For a long time we didn’t talk. His arms were around me, and he wouldn’t let go. The darkness of the park at night surrounded us, along with its silence, just the sounds of cicadas and crickets, the soft hiss of a night wind off the lake rustling the trees.
I held on to him. I didn’t say anything, I couldn’t, there were no words left in me. Burying my face in his shoulder, I breathed in his scent, tried to take comfort in his strength, the way I had before.
There was no comfort. He was trying, but I could feel his tension, his pain.
“Look, I have no right to ask this—” he began, finally, after our embrace had e
nded and we had begun walking over the bridge in the park, the stream that connected the koi pond to the lake.
“If anyone has the right to ask, you do,” I told him.
“Is it true?”
I paused on the bridge, and looked at the black water. This time of night, you couldn’t see the fish or turtles. It might as well have been the night sky itself down there.

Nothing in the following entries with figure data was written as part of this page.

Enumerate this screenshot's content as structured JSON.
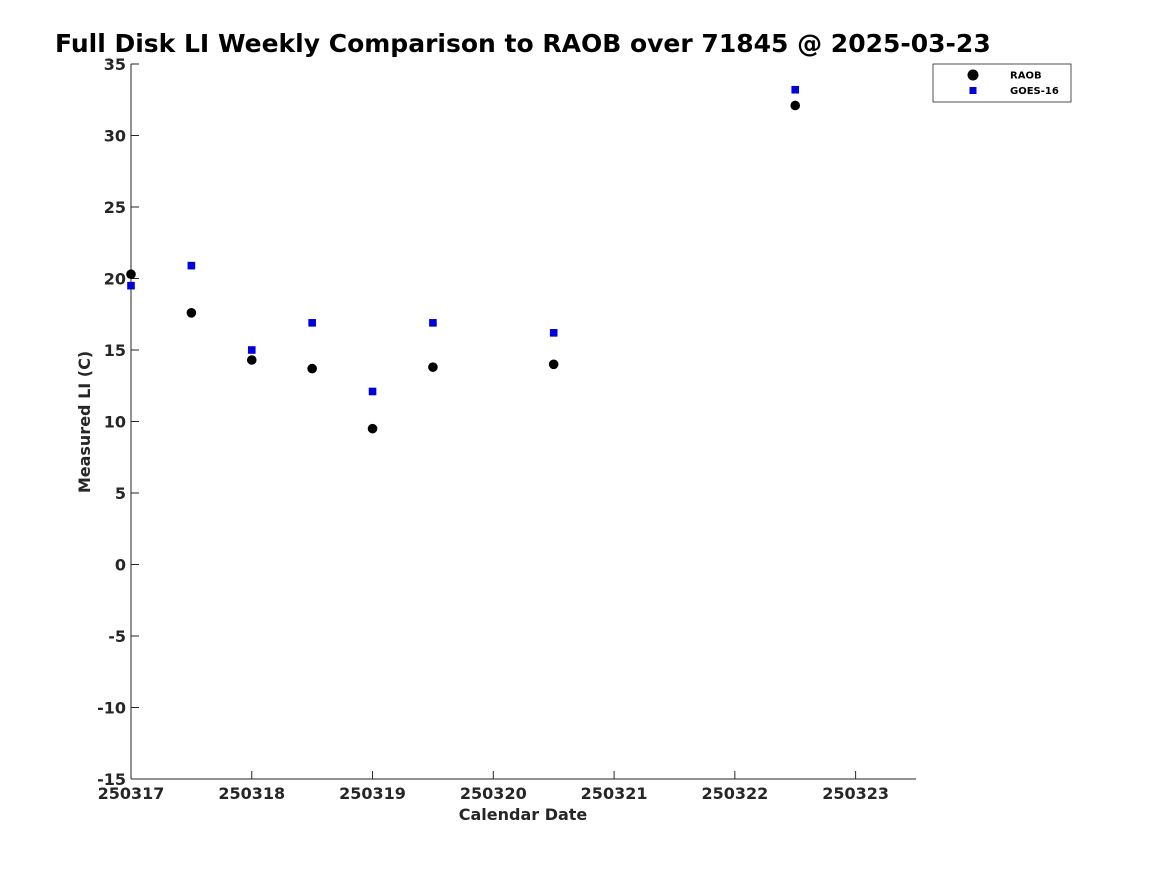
{
  "chart_data": {
    "type": "scatter",
    "title": "Full Disk LI Weekly Comparison to RAOB over 71845 @ 2025-03-23",
    "xlabel": "Calendar Date",
    "ylabel": "Measured LI (C)",
    "xlim": [
      "2025-03-17",
      "2025-03-23 12:00"
    ],
    "ylim": [
      -15,
      35
    ],
    "x_ticks": [
      "2025-03-17",
      "2025-03-18",
      "2025-03-19",
      "2025-03-20",
      "2025-03-21",
      "2025-03-22",
      "2025-03-23"
    ],
    "x_tick_labels": [
      "250317",
      "250318",
      "250319",
      "250320",
      "250321",
      "250322",
      "250323"
    ],
    "y_ticks": [
      35,
      30,
      25,
      20,
      15,
      10,
      5,
      0,
      -5,
      -10,
      -15
    ],
    "y_tick_labels": [
      "35",
      "30",
      "25",
      "20",
      "15",
      "10",
      "5",
      "0",
      "-5",
      "-10",
      "-15"
    ],
    "grid": false,
    "legend_position": "top-right",
    "series": [
      {
        "name": "RAOB",
        "marker": "circle",
        "color": "#000000",
        "points": [
          {
            "x": "2025-03-17 00:00",
            "y": 20.3
          },
          {
            "x": "2025-03-17 12:00",
            "y": 17.6
          },
          {
            "x": "2025-03-18 00:00",
            "y": 14.3
          },
          {
            "x": "2025-03-18 12:00",
            "y": 13.7
          },
          {
            "x": "2025-03-19 00:00",
            "y": 9.5
          },
          {
            "x": "2025-03-19 12:00",
            "y": 13.8
          },
          {
            "x": "2025-03-20 12:00",
            "y": 14.0
          },
          {
            "x": "2025-03-22 12:00",
            "y": 32.1
          }
        ]
      },
      {
        "name": "GOES-16",
        "marker": "square",
        "color": "#0000dd",
        "points": [
          {
            "x": "2025-03-17 00:00",
            "y": 19.5
          },
          {
            "x": "2025-03-17 12:00",
            "y": 20.9
          },
          {
            "x": "2025-03-18 00:00",
            "y": 15.0
          },
          {
            "x": "2025-03-18 12:00",
            "y": 16.9
          },
          {
            "x": "2025-03-19 00:00",
            "y": 12.1
          },
          {
            "x": "2025-03-19 12:00",
            "y": 16.9
          },
          {
            "x": "2025-03-20 12:00",
            "y": 16.2
          },
          {
            "x": "2025-03-22 12:00",
            "y": 33.2
          }
        ]
      }
    ]
  }
}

Too bad it wasn’t a long drop. I could have thrown myself off the bridge and never had to worry about answering another question, ever again.
But the water here was shallow, and the drop just far enough to sprain an ankle.
A minor pain, really, compared to what I was going through now.
It would be so easy to lie. It came naturally at this point, didn’t it? My whole life was a carefully constructed facade so that no one could see the real me. It was easier to keep that going, than to tear it all down.
Yet this was the test. How could I ever know how someone would react to my story, unless I told the truth? All my life I’d felt like I couldn’t be loved, couldn’t have anyone close to me, because of all this history. If they ever found out, they’d leave me in a second.
It was time to test that theory. The theory I’d based my entire adult life on.
I’m trusting you to do the right thing here, I said silently to Alex, before taking a deep breath.
“My life hasn’t been easy,” I said. “I’ve done things I’m not proud of. Yes, I took money for sex. It’s just as sordid as it sounds.”
Alex was absolutely silent beside me, looking out into the night. The moon touched the edges of his face with silver. I could hear him better than I could see him, the catch in his throat, the hastening breath.
“I wish I could dress it up,” I said. “Make it seem like something else. Like maybe they were paying me for companionship. The boyfriend experience. But no. Nothing so urbane. Older men liked me because I was young and skinny and blond, and that was it. A few dollars for a few minutes of self-loathing and disgust.”
“Not that it matters, I suppose,” Alex said in a soft voice, “but how often are we talking about? Once or twice? Or had you made a career out of it?”